Néanmoins, « l'humeur litigieuse » condamnée dans l'épître à l'abbé des Roches n'est, à y regarder de près, qu'un thème second, si ce n'est la transposition métaphorique d'une autre manière de jouer les justiciers, dans le registre des belles-lettres. Le texte s'ouvre en effet sur un autoportrait dérisoire de l'auteur, dont la prétention à « prêcher [...] la réforme au Parnasse » (v. 6) est d'emblée vouée à l'échec. De ce « plaisant docteur » (v. 5) aux « fous » que « vingt procès gagnés » (v. 28) conduisent à la ruine, la différence n'est pas grande. L'un et l'autre s'enferrent dans une entreprise sans issue, dans un monde où toute contestation suscite par définition de nouvelles objections.

De Guéret à Boileau, à moins que ce ne soit l'inverse tant est incertaine la date de composition des Epîtres (1668-1669 ?), l'abbé des Roches pourrait donc figurer comme le témoin des causes perdues d'avance, à commencer par les réformes littéraires avortées.

Est-ce assez pour expliquer sa présence liminaire, et dans Le Parnasse réformé, et dans La Guerre des auteurs, dédiée elle aussi « A Monsieur L.D.R. » ? Selon toute évidence, l'abbé des Roches est loin de remplir les conditions qu'assigne au dédicataire l'imprimeur Jean Ribou dans une lettre au marquis de Coislin, en tête des Délices de la Poésie galante (1663) :

« Il faut qu'un protecteur ait une naissance éclatante afin qu'il en rejaillisse quelques rayons sur les choses qui doivent paraître sous son nom ; il est nécessaire qu'il ait l'esprit éclairé et de l'amour pour les belles lettres, afin qu'il soit capable d'accueillir de bonne grâce ceux qui en font profession ; il est besoin qu'il soit dans l'estime et dans le crédit, afin que son autorité leur serve de bouclier contre les jaloux et les ignorants. » (Cité par Wolfgang Leiner, Der Widmungsbrief …, op. cit., , p. 202.)

On est en droit de situer le dédicataire du Parnasse réformé parmi les amateurs de belles-lettres. Cependant, même sous cet angle, sa réputation reste plus que discrète. Dans l'index des dédicataires établi par Leiner, l'abbé des Roches n'apparaît qu'en relation avec Le Parnasse réformé (p. 359).

Il n'est que de comparer cette unique mention avec la liste des dédicataires de Puget de La Serre, p. 365-366, où défile le beau monde : rois, princes du sang, souverains étrangers etc.
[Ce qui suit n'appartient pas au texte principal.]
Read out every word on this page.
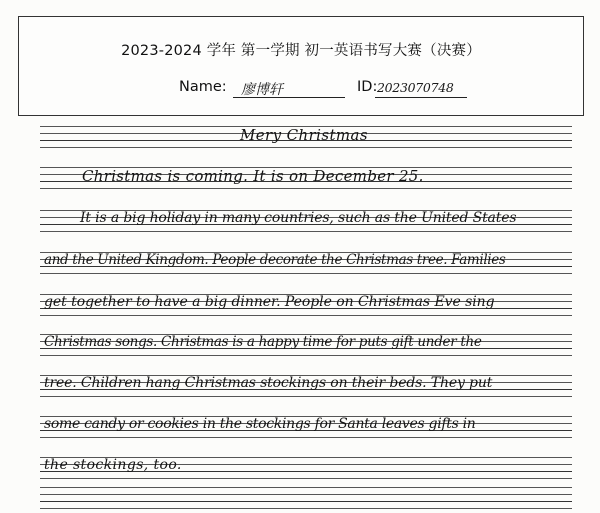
2023-2024 学年 第一学期 初一英语书写大赛（决赛）
Name: 廖博轩	ID: 2023070748
Mery Christmas
Christmas is coming. It is on December 25.
It is a big holiday in many countries, such as the United States
and the United Kingdom. People decorate the Christmas tree. Families
get together to have a big dinner. People on Christmas Eve sing
Christmas songs. Christmas is a happy time for puts gift under the
tree. Children hang Christmas stockings on their beds. They put
some candy or cookies in the stockings for Santa leaves gifts in
the stockings, too.
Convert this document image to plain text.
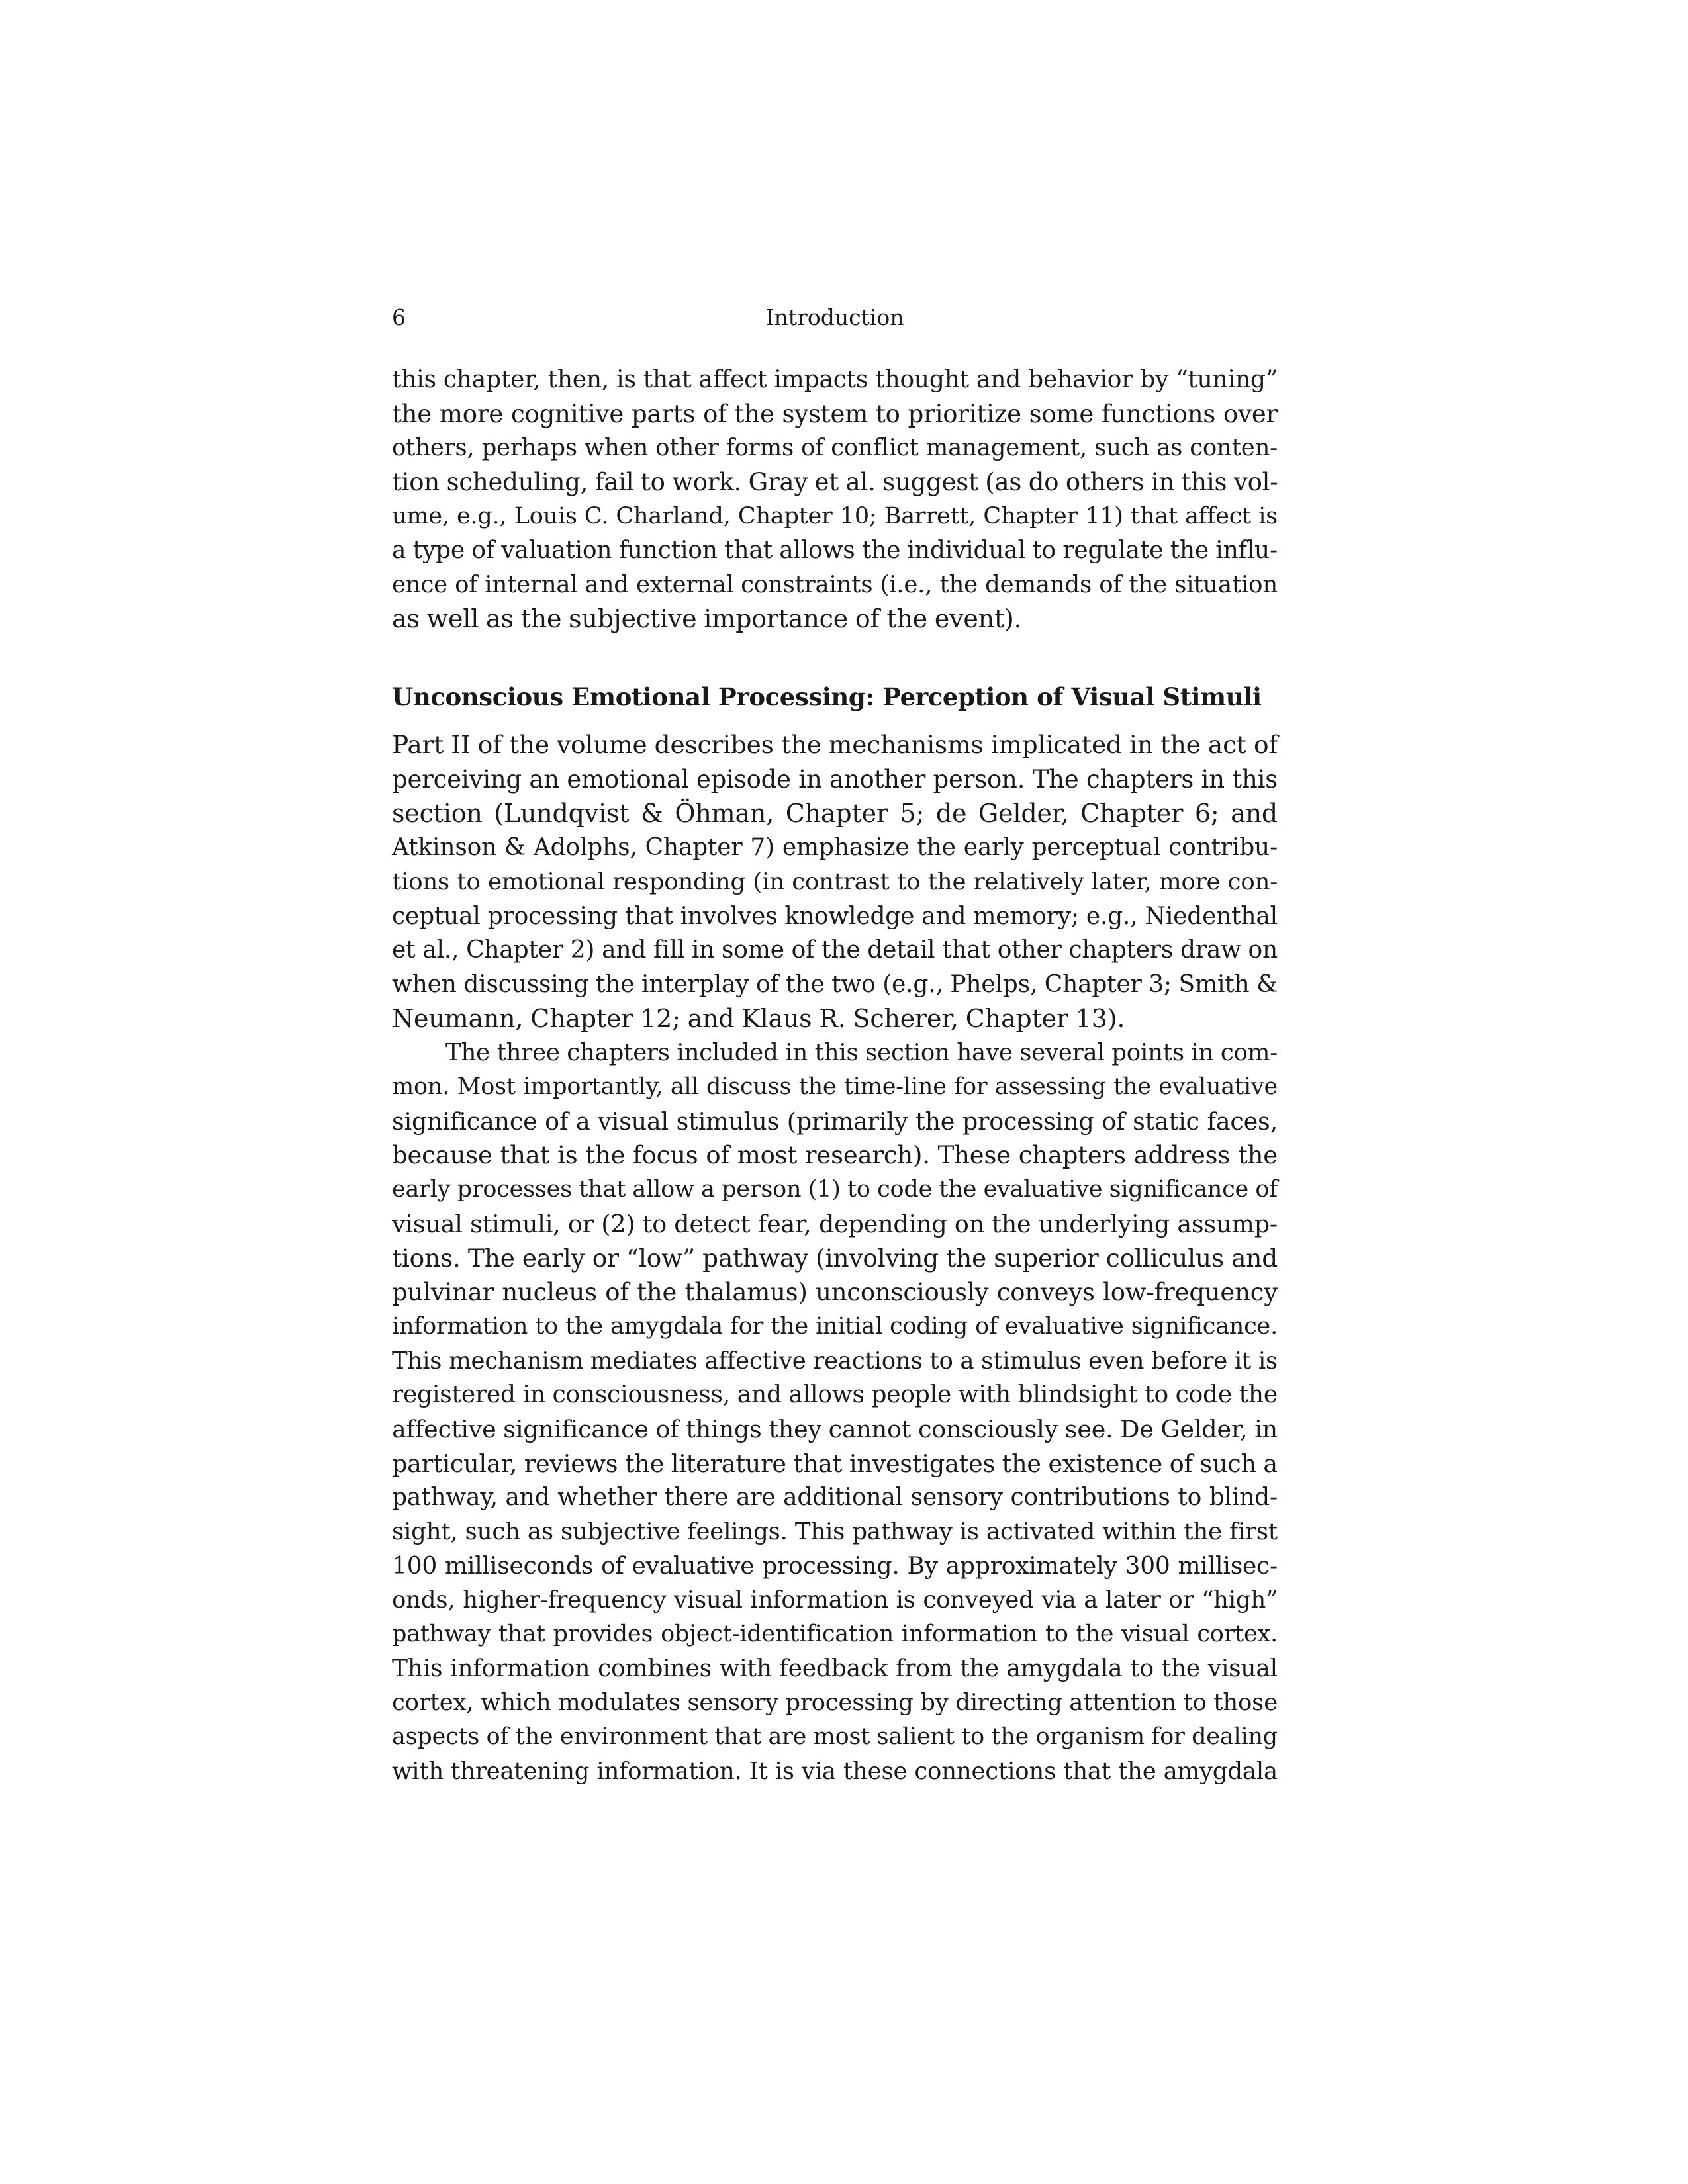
6	Introduction
this chapter, then, is that affect impacts thought and behavior by “tuning”
the more cognitive parts of the system to prioritize some functions over
others, perhaps when other forms of conflict management, such as conten-
tion scheduling, fail to work. Gray et al. suggest (as do others in this vol-
ume, e.g., Louis C. Charland, Chapter 10; Barrett, Chapter 11) that affect is
a type of valuation function that allows the individual to regulate the influ-
ence of internal and external constraints (i.e., the demands of the situation
as well as the subjective importance of the event).
Unconscious Emotional Processing: Perception of Visual Stimuli
Part II of the volume describes the mechanisms implicated in the act of
perceiving an emotional episode in another person. The chapters in this
section (Lundqvist & Öhman, Chapter 5; de Gelder, Chapter 6; and
Atkinson & Adolphs, Chapter 7) emphasize the early perceptual contribu-
tions to emotional responding (in contrast to the relatively later, more con-
ceptual processing that involves knowledge and memory; e.g., Niedenthal
et al., Chapter 2) and fill in some of the detail that other chapters draw on
when discussing the interplay of the two (e.g., Phelps, Chapter 3; Smith &
Neumann, Chapter 12; and Klaus R. Scherer, Chapter 13).
The three chapters included in this section have several points in com-
mon. Most importantly, all discuss the time-line for assessing the evaluative
significance of a visual stimulus (primarily the processing of static faces,
because that is the focus of most research). These chapters address the
early processes that allow a person (1) to code the evaluative significance of
visual stimuli, or (2) to detect fear, depending on the underlying assump-
tions. The early or “low” pathway (involving the superior colliculus and
pulvinar nucleus of the thalamus) unconsciously conveys low-frequency
information to the amygdala for the initial coding of evaluative significance.
This mechanism mediates affective reactions to a stimulus even before it is
registered in consciousness, and allows people with blindsight to code the
affective significance of things they cannot consciously see. De Gelder, in
particular, reviews the literature that investigates the existence of such a
pathway, and whether there are additional sensory contributions to blind-
sight, such as subjective feelings. This pathway is activated within the first
100 milliseconds of evaluative processing. By approximately 300 millisec-
onds, higher-frequency visual information is conveyed via a later or “high”
pathway that provides object-identification information to the visual cortex.
This information combines with feedback from the amygdala to the visual
cortex, which modulates sensory processing by directing attention to those
aspects of the environment that are most salient to the organism for dealing
with threatening information. It is via these connections that the amygdala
Ce contraste souligne la position différente des deux auteurs. Avec La Serre, on a un « auteur à gages », soucieux de survivre au gré de protecteurs accumulés. Avec Guéret, un auteur occasionnel, par ailleurs très bien inséré dans le paysage social de son temps, et dont les ressources financières sont assurées par sa profession. Il peut donc se permettre le luxe de choisir son dédicataire en fonction du critère le plus « élevé », l'amour des belles-lettres. Et davantage encore adresser son ouvrage à un homme relativement obscur, auquel le rattachent peut-être essentiellement des liens d'amitié. C'est en tout cas ce type de relation que suppose le ton enjoué de la dédicace.